Source: http://www.sltrib.com:80/1999/jun/06151999/nation_w/1122.htm
Chemical Accidents, Uninformed Public
May Be Greater Threats Than TerrorismTHE ASSOCIATED PRESS
WASHINGTON -- One week before a deadline set nearly a decade ago, the administration and Congress are still working on how to tell the public about potential chemical disasters without handing terrorists a new tool.
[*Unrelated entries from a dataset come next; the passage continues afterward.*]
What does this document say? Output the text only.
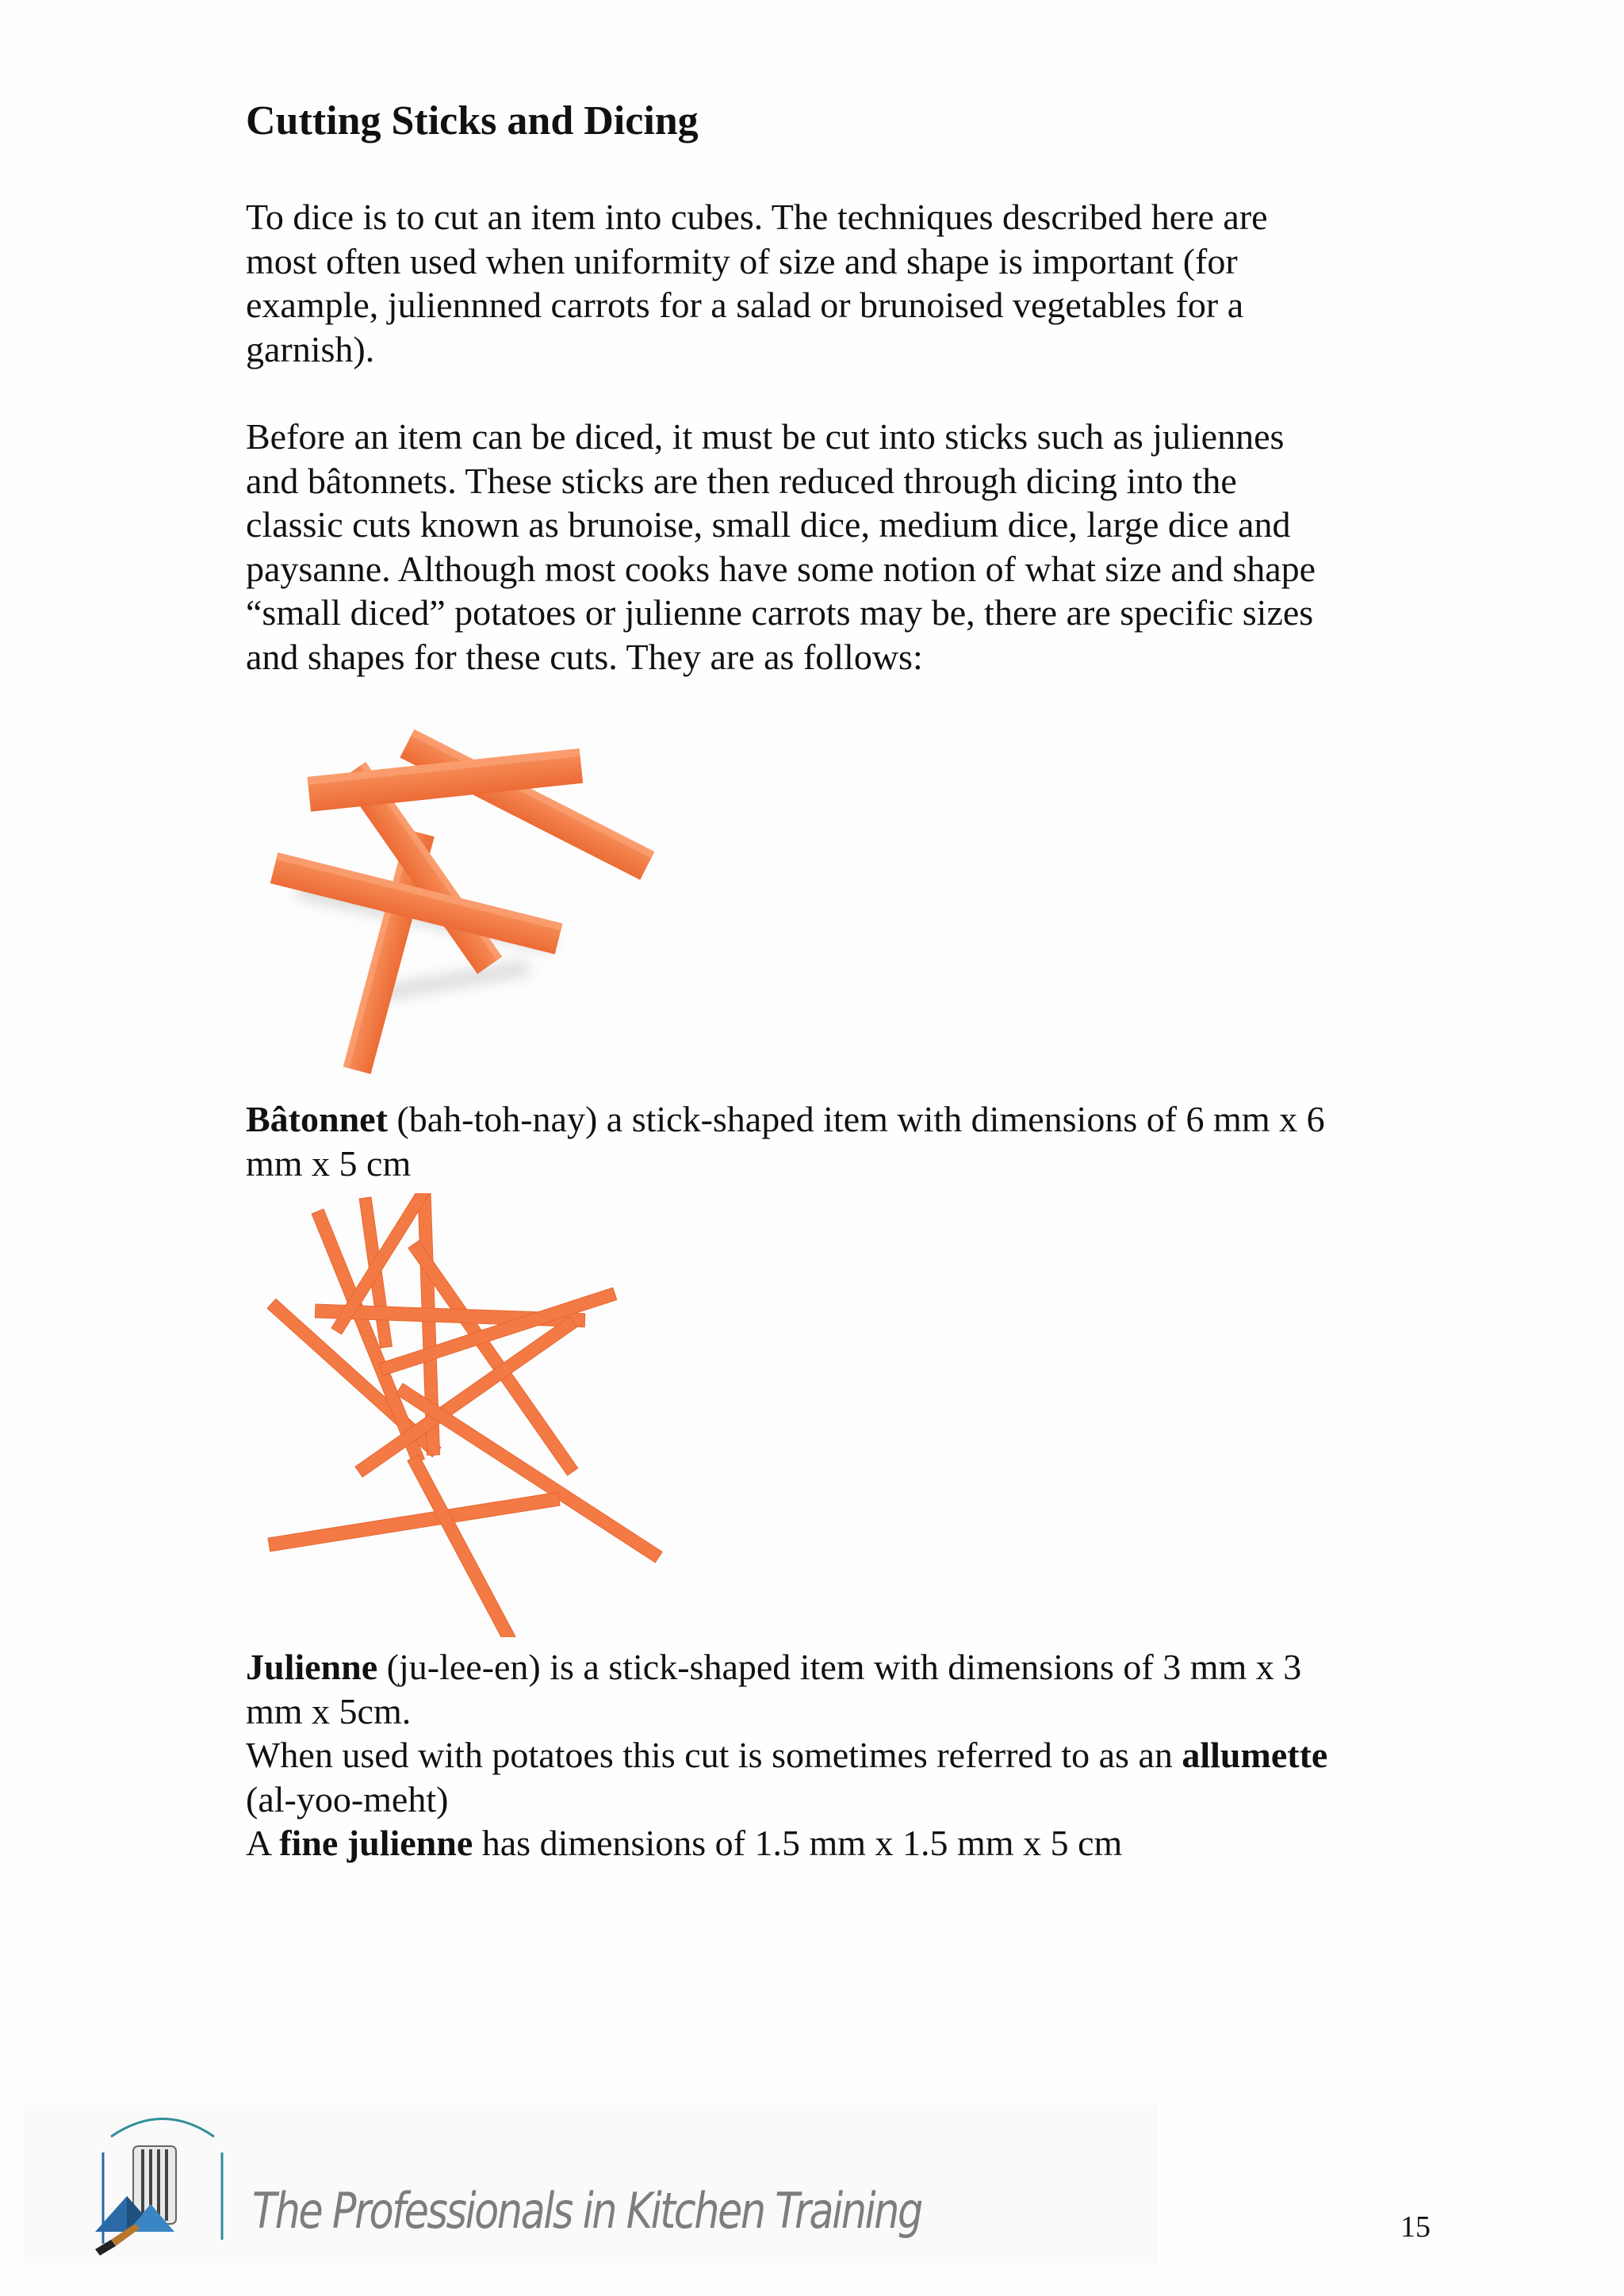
Cutting Sticks and Dicing

To dice is to cut an item into cubes. The techniques described here are
most often used when uniformity of size and shape is important (for
example, juliennned carrots for a salad or brunoised vegetables for a
garnish).

Before an item can be diced, it must be cut into sticks such as juliennes
and bâtonnets. These sticks are then reduced through dicing into the
classic cuts known as brunoise, small dice, medium dice, large dice and
paysanne. Although most cooks have some notion of what size and shape
“small diced” potatoes or julienne carrots may be, there are specific sizes
and shapes for these cuts. They are as follows:

Bâtonnet (bah-toh-nay) a stick-shaped item with dimensions of 6 mm x 6
mm x 5 cm

Julienne (ju-lee-en) is a stick-shaped item with dimensions of 3 mm x 3
mm x 5cm.
When used with potatoes this cut is sometimes referred to as an allumette
(al-yoo-meht)
A fine julienne has dimensions of 1.5 mm x 1.5 mm x 5 cm

The Professionals in Kitchen Training	15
Environmental groups said Monday that chemical facilities are doing little to reduce dangers to local communities and that, with 85 million Americans living within five miles of a chemical facility and 250 dying from accidents every year, withholding this information was a greater threat than the danger of terrorism.
Restrictions on the right to know are "a thinly veiled effort to prevent public accountability," Allison LaPlante of U.S. Public Interest Research Group said.
The 1990 Clean Air Act requires 66,000 facilities using or making toxic chemicals to give the Environmental Protection Agency by June 21, 1999, a Risk Management Plan, including a "worst-case chemical action" scenario.
But the EPA -- at the urging of the FBI, the Justice Department and members of Congress -- agreed last September that it would be a national security risk to put on the Internet worst-case scenario information that outlines the likely effects of a chemical disaster on a community.
In May, the administration sent to Congress legislation that would ensure that communities, particularly safety officials, would have access to the information, but that individuals would not be able to get electronic databases on chemical-plant dangers.
House Commerce Committee Chairman Tom Bliley, R-Va., is still trying to work out the details of that bill. Sen. James Inhofe, R-Okla., has his own bill pending in the Senate.